According to Rockey, an event like the official signing ceremony has never happened before, so SGA wanted to give the student body a closer look into the legislative process through a new
While resolutions get crafted through house or senate delegates, they have to be passed in both branches before they land on Rockey’s desk for approval. Rockey said he meets with Paul-David Steele, the director of internal affairs, to go over the resolution and decide to lobby the legislation on to Dr. Mark Hine, senior vice president of student affairs.
Although it gets signed and approved by the three branches in SGA, all legislation only takes effect if it gets approved by Hine and passed along to Falwell for his signature.
“We simply are giving suggestions to administration to say ‘hey this is what we think about this.’ It can be something as simple as a slow elevator or iced coffee,” Rockey said.
Many times, Rockey said the administration does not know what the students want to see implemented, but SGA is able to represent the students and listen to their concerns. Esther Lusenge, student body vice president, said sometimes when they bring legislation to Hine, it can take time to research and figure out if the resolution works for the school.
“I think it’s easy for a student to think that once a piece of legislation passes it will just happen, but there is so much that goes on behind the scenes,” Lusenge said. “Sometimes, Dr. Hine will even talk to us about how once a piece of legislation is signed, there is something already in process, or they know now there is a demand for it and will start working on it.”

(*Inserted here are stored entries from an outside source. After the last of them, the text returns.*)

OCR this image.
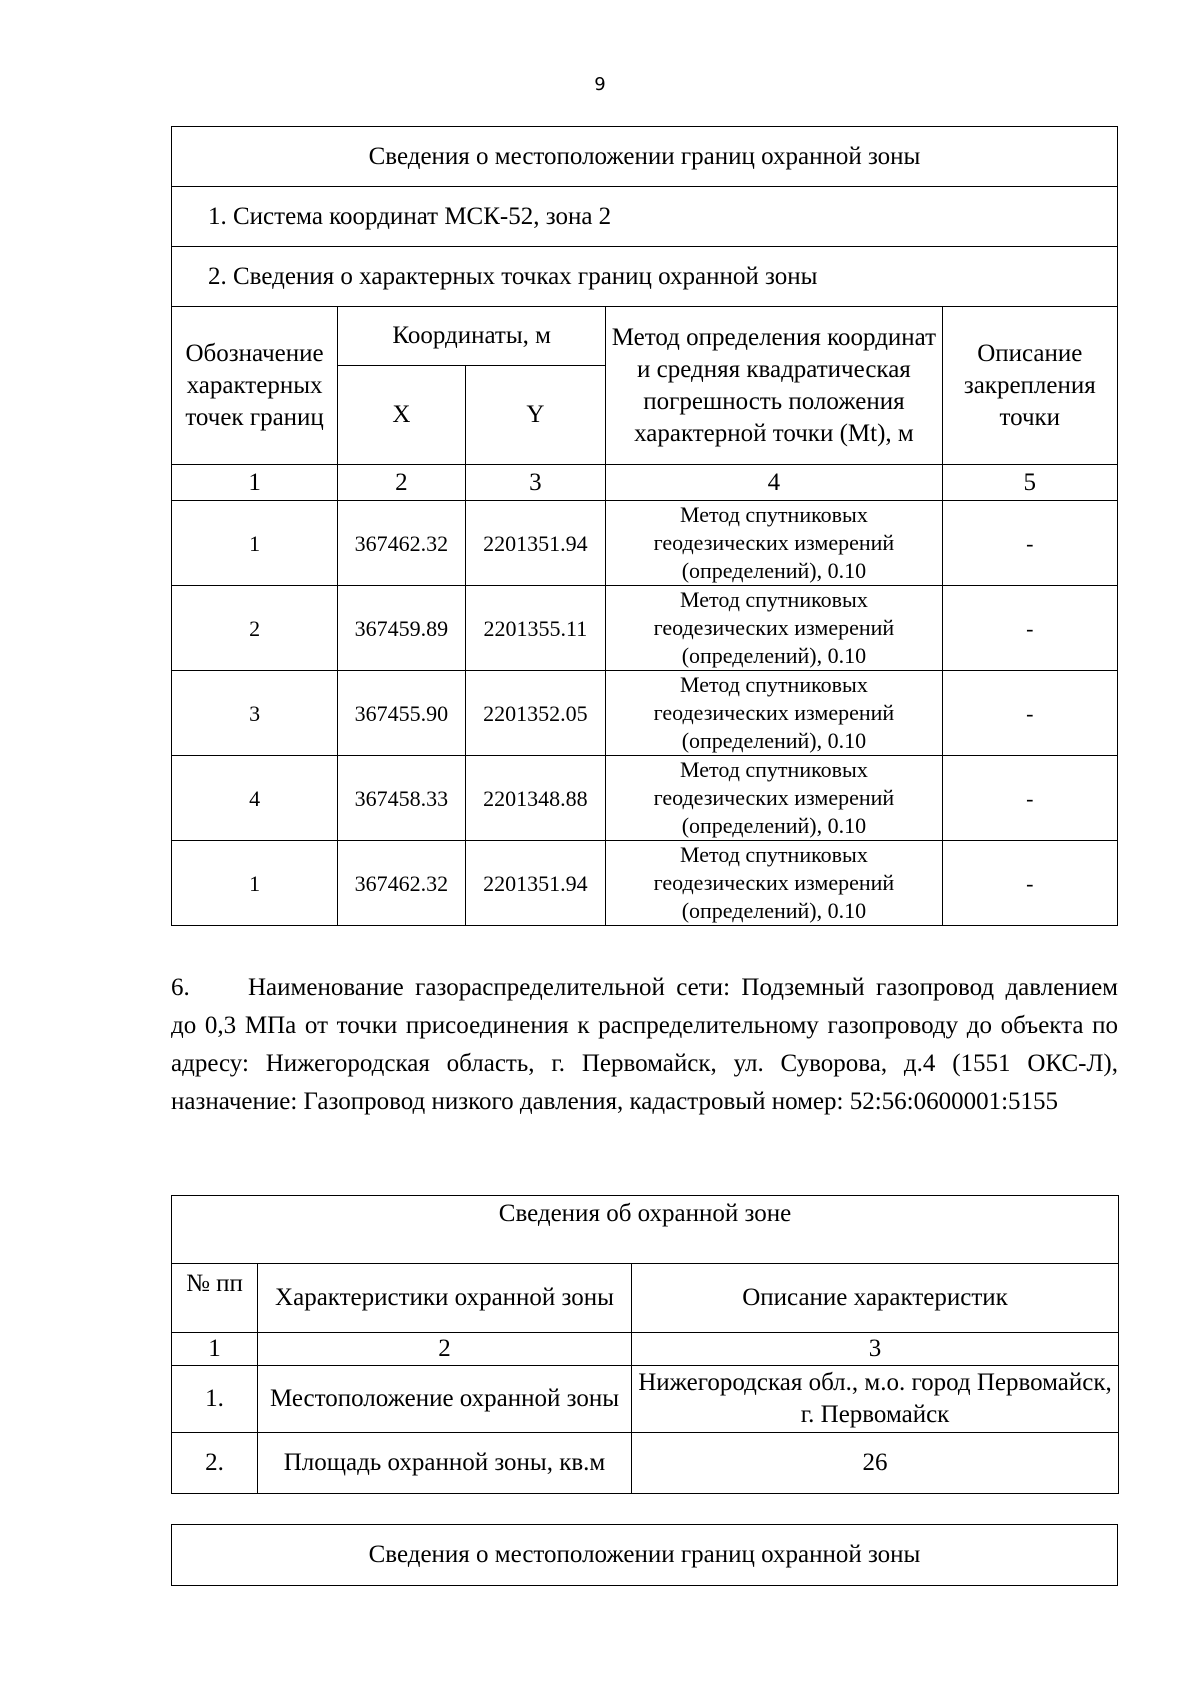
9
Сведения о местоположении границ охранной зоны				
1. Система координат МСК-52, зона 2				
2. Сведения о характерных точках границ охранной зоны				
Обозначение характерных точек границ	Координаты, м		Метод определения координат и средняя квадратическая погрешность положения характерной точки (Mt), м	Описание закрепления точки
	X	Y		
1	2	3	4	5
1	367462.32	2201351.94	Метод спутниковых геодезических измерений (определений), 0.10	-
2	367459.89	2201355.11	Метод спутниковых геодезических измерений (определений), 0.10	-
3	367455.90	2201352.05	Метод спутниковых геодезических измерений (определений), 0.10	-
4	367458.33	2201348.88	Метод спутниковых геодезических измерений (определений), 0.10	-
1	367462.32	2201351.94	Метод спутниковых геодезических измерений (определений), 0.10	-

6. Наименование газораспределительной сети: Подземный газопровод давлением до 0,3 МПа от точки присоединения к распределительному газопроводу до объекта по адресу: Нижегородская область, г. Первомайск, ул. Суворова, д.4 (1551 ОКС-Л), назначение: Газопровод низкого давления, кадастровый номер: 52:56:0600001:5155

Сведения об охранной зоне		
№ пп	Характеристики охранной зоны	Описание характеристик
1	2	3
1.	Местоположение охранной зоны	Нижегородская обл., м.о. город Первомайск, г. Первомайск
2.	Площадь охранной зоны, кв.м	26
Сведения о местоположении границ охранной зоны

The author of the monthly open dorms legislation, Dorien Porter, serves as a house delegate in SGA, listening to the desires of students as he writes new legislation. Dorien said having a scheduled time for open dorms will allow Resident Assistants (RA) to be better prepared for that time. The open dorms resolution was voted through the legislative branch and introduced to Rockey Jan. 14. In contrast, the Dunkin’ Donuts iced coffee resolution, created by junior class officer Kay Merry, took almost a year before making it to Falwell’s desk.
Since campaigning on the slogan “One Liberty,” Rockey and Lusenge continue to look for ways to engage the student body together. Some of their recent initiatives are the Lunatics student section and university rings.
Rockey said Lunatics was an idea tossed around in the previous year when Rockey served as student body vice president while Jacob Page was president during the 2018-2019 school year. SGA launched the student section in August 2019 and hopes to continue to ramp up student involvement.
Junior and senior students can purchase university class rings through SGA’s website, which feature a unified crest on either a gold or silver ring band. According to Rockey, they thought creating a unified ring style could play into their goal to unify the Liberty family, including current students and alumni.
As Rockey and the SGA administration work to pass more legislation, Rockey said they are here to serve the student body and make suggestions on their behalf.
“We find it to be our honor and responsibility to serve and represent the student body, so when we work with administration, we want them to know that we support the student body and care about them,” Rockey said.